I had a chance to dabble with Electron for an internal project where I work, and it turned into one of those experiences that teaches more than expected.
The application used React for the interface and a C project for the backend. That mix was interesting because the UI could move at the pace of a modern web app, while the backend stayed close to the lower-level code that already made sense for the problem.
The part I enjoyed most was learning how the pieces connect. A desktop app is not only the screens people click through. It also has to know where its backend lives, how to start it, how to talk to it, how to package it, and how to make the whole thing feel like one application instead of two projects taped together.
That meant spending time with the build and release side of Electron. I learned how to compile the application and produce installers for different platforms, including AppImage, deb, rpm, and Windows exe installers.

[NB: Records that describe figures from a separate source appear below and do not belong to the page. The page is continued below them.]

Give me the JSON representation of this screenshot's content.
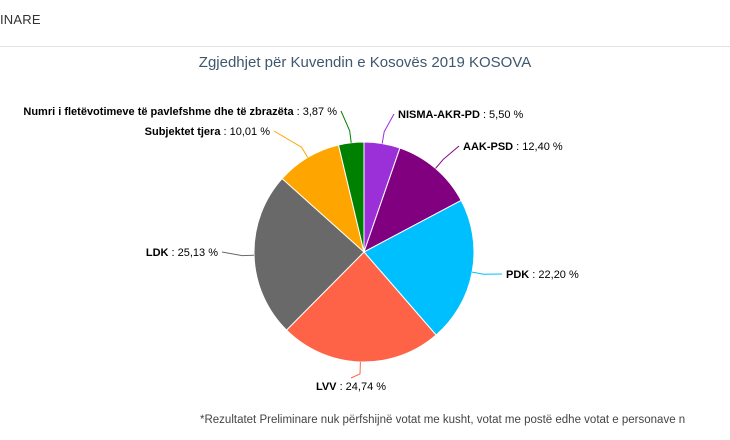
{
  "header": {
    "tab_label": "INARE"
  },
  "chart_data": {
    "type": "pie",
    "title": "Zgjedhjet për Kuvendin e Kosovës 2019 KOSOVA",
    "unit": "%",
    "slices": [
      {
        "name": "NISMA-AKR-PD",
        "value": 5.5,
        "value_label": "5,50 %",
        "color": "#9b30d9"
      },
      {
        "name": "AAK-PSD",
        "value": 12.4,
        "value_label": "12,40 %",
        "color": "#800080"
      },
      {
        "name": "PDK",
        "value": 22.2,
        "value_label": "22,20 %",
        "color": "#00bfff"
      },
      {
        "name": "LVV",
        "value": 24.74,
        "value_label": "24,74 %",
        "color": "#ff6347"
      },
      {
        "name": "LDK",
        "value": 25.13,
        "value_label": "25,13 %",
        "color": "#696969"
      },
      {
        "name": "Subjektet tjera",
        "value": 10.01,
        "value_label": "10,01 %",
        "color": "#ffa500"
      },
      {
        "name": "Numri i fletëvotimeve të pavlefshme dhe të zbrazëta",
        "value": 3.87,
        "value_label": "3,87 %",
        "color": "#008000"
      }
    ]
  },
  "footnote": "*Rezultatet Preliminare nuk përfshijnë votat me kusht, votat me postë edhe votat e personave n"
}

I also learned about creating a standalone portable Windows build, which made me think more carefully about where files live and what assumptions an app makes once it leaves the development machine.
The Windows side was especially useful. I had to change the C project so it could be built as an exe, then make the main Electron application use that executable as part of its workflow. That gave me a better appreciation for the boundary between a user-facing desktop shell and the system-level work happening behind it.
Electron gets criticized for being heavy, and sometimes that criticism is fair. But for this kind of internal tool, it made a lot of practical sense. React made the interface approachable, the C backend kept the important existing logic usable, and Electron gave us a way to package the whole thing into something people could actually install and run.
The experience made desktop development feel less mysterious. It was not just about writing UI or compiling native code. It was about learning the full path from source code to something usable on another machine.